Senior Living Sales Tips: How to Rock Site Visits
The role of a regional director of sales & marketing is tough. You have to manage up, down, and across various groups (corporate, community, and regional peers). Not to mention, you have the responsibility to impact occupancy with little authority. You have to get your results through influence.
And one of the biggest ways you can influence people (positively or negatively) is through site visits.
Here are some senior living sales tips for rocking site visits.
Senior Living Sales Tips: Take the Time to Plan
Effective site visits begin with solid planning, specifically communication, preparation, and collaboration with the Executive Director. Make sure you explain when you’re coming, why you’re coming, and what you expect of people during your visit.
Senior Living Sales Tips: Review Reports and Diagnose Before Your Visit
Don’t waste your actual site visits reviewing reports with the teams. Instead, review reports in advance of the visit to diagnose strengths and weaknesses and to identify trends. Then, during your actual site visit, share what the data reveals and coach team members based on your findings. This will result in a much more productive site visit for everyone involved.
Senior Living Sales Tips: Begin and End with the Executive Director
Too often, regionals walk right by the ED’s door and spend their visit with the sales team. Success in this role is greatly influenced by the partnership with the ED, so be sure to begin and end the visit together reviewing goals and outcomes.
Senior Living Sales Tips: Coach, Model, and Teach
Sales teams learn by practicing, observing, and doing! If creative follow up is an opportunity to improve closing ratios, plan to spend an hour with the sales counselor to model good follow up.
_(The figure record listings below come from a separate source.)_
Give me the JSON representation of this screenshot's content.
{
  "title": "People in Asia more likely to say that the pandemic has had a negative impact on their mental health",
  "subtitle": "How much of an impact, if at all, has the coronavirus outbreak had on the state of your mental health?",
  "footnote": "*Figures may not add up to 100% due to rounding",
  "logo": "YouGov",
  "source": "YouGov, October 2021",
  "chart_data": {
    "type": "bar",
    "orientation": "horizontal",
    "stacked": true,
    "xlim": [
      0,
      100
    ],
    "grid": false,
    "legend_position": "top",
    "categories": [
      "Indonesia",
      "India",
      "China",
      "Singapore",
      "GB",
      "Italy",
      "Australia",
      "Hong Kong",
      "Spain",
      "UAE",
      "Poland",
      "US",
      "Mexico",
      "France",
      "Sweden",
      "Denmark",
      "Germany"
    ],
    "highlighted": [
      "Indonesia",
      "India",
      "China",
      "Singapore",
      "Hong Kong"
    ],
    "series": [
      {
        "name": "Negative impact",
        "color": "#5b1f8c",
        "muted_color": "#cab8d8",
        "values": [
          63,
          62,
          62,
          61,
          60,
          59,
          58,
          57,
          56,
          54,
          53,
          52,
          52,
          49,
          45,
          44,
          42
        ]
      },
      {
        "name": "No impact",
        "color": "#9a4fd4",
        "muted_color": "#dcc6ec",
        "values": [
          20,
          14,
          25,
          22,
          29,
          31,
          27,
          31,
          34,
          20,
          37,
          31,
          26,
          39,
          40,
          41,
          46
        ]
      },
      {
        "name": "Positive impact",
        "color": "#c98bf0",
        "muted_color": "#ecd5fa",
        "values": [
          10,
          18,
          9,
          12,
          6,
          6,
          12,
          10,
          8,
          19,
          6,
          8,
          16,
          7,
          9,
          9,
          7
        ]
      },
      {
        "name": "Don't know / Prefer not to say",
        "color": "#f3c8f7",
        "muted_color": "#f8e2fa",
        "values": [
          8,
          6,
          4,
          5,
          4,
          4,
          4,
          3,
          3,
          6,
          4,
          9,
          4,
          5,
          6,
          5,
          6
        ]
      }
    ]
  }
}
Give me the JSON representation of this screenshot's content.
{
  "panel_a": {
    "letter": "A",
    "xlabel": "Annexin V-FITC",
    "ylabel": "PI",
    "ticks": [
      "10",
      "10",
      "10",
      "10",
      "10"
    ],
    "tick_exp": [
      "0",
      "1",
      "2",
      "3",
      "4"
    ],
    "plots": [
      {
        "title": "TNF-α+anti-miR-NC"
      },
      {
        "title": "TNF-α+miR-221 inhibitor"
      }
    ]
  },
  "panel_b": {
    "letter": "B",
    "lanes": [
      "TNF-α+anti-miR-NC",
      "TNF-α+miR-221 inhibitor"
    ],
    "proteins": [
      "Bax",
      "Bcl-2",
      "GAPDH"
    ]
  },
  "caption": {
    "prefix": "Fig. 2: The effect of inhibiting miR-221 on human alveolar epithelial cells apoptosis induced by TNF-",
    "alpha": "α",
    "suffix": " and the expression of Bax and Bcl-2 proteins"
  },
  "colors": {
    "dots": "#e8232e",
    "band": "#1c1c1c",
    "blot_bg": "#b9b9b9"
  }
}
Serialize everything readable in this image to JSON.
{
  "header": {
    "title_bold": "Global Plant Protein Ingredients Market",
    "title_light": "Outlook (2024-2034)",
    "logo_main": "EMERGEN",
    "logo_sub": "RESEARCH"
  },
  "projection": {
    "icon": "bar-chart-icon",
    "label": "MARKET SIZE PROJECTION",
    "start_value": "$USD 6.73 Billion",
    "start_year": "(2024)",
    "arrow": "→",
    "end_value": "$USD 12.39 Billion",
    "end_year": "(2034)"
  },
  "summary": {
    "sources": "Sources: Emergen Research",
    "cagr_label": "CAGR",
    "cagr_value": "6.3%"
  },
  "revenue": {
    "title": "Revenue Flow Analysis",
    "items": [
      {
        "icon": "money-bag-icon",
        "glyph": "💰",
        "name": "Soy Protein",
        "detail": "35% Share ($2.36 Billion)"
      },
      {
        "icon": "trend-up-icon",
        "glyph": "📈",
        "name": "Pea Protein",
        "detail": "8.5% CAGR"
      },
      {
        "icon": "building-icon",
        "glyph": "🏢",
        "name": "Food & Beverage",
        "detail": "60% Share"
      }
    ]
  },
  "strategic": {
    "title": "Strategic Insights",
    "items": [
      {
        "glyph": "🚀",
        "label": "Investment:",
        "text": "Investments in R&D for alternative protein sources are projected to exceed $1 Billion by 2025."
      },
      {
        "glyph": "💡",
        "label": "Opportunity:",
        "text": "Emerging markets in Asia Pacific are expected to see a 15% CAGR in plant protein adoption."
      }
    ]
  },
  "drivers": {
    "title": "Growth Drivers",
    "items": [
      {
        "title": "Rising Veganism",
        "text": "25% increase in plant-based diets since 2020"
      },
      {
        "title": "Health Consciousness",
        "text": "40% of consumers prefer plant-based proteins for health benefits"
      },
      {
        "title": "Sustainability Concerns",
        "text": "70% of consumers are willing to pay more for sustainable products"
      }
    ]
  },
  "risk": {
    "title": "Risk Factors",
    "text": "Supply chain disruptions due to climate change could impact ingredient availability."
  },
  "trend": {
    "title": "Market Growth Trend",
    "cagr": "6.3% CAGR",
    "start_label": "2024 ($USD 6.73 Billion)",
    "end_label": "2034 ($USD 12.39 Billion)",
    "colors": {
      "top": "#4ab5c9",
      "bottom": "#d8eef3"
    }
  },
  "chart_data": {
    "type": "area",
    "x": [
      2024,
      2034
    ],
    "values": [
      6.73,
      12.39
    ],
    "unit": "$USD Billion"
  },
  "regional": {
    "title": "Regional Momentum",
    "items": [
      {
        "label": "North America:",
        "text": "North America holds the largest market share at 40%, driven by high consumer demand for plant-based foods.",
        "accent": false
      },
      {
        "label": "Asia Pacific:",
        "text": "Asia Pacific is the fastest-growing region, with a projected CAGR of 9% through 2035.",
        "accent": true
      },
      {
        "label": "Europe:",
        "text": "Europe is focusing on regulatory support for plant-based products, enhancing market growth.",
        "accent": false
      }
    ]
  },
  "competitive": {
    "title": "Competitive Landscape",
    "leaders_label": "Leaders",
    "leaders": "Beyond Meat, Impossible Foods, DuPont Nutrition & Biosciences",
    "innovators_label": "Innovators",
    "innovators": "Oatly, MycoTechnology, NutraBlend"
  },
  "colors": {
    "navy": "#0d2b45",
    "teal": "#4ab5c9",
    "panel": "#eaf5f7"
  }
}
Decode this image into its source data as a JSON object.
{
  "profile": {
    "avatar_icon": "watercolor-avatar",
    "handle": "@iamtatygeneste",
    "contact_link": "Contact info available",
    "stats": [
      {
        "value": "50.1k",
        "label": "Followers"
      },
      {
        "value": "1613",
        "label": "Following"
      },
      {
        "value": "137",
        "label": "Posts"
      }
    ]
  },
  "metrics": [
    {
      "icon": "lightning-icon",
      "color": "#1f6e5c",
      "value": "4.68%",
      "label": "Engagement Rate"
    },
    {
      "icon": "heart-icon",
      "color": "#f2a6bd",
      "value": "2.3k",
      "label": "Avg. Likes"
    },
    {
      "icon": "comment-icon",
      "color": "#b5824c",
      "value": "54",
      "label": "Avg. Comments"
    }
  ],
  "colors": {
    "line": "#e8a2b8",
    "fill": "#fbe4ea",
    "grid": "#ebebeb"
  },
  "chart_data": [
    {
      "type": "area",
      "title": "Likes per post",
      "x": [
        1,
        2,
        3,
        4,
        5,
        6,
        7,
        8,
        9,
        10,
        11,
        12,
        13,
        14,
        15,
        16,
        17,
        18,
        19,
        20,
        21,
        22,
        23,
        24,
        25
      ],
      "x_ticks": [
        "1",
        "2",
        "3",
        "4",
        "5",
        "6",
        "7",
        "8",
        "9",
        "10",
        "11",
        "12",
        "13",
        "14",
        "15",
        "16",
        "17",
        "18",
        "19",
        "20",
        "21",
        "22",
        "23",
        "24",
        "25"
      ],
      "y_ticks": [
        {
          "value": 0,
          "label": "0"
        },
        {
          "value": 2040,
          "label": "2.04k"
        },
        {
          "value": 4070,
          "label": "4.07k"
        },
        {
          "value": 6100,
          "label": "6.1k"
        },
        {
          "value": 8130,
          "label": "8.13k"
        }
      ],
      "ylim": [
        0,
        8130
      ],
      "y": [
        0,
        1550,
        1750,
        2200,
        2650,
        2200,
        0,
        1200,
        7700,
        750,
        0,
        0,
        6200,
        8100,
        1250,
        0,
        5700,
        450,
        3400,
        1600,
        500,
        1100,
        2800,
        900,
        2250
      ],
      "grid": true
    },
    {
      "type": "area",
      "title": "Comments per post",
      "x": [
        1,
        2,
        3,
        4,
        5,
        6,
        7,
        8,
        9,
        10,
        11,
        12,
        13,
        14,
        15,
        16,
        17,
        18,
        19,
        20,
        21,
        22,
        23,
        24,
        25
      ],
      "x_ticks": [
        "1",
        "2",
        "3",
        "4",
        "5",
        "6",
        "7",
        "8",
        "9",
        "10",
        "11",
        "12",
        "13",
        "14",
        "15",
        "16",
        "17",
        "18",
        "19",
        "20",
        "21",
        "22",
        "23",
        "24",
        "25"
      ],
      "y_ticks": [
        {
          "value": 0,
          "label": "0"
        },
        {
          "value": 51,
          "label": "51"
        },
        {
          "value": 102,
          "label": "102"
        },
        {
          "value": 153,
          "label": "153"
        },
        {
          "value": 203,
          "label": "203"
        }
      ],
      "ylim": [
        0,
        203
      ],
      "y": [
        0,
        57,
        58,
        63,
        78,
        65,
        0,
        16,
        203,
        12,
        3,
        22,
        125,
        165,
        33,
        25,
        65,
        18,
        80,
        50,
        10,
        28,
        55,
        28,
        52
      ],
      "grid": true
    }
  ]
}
Review active leads prior to going to the community and come prepared with some creative follow-up ideas. Brainstorm these leads with the sales counselor and follow through to model the behavior you want to reinforce.
Senior Living Sales Tips: Are You An Auditor Or A Coach?
In an ideal world, you should be both: audit before you arrive (e.g. review reports, as suggested above). Coach people during your site visit. Below are traits of each.
- Auditor Behavior
- Spends most of their time with data
- Uses reports to find weaknesses
- Feedback provided by telling (training)
- The intent is control
- Coach Behavior
- Spends most of their time with people
- Uses reports to identify opportunities
- Feedback provided by doing (modeling & coaching)
- The intent is support
Senior Living Sales Tips: Focus
Site visits and coaching should be in alignment with your quarterly focus and tie into your overall improvement strategy. If your quarterly focus is to improve tour-to-deposit and move-in conversions, make sure you focus all of your time and energy on those areas.
Senior Living Sales Tips: Leave The Team With a Plan!
Every site visit will end with the creation of an action plan based on what you observe during the visit. Be specific in setting expectations, timeframes, and responsibilities. Don’t wait until the next visit to get updates. Review this action plan during your weekly calls.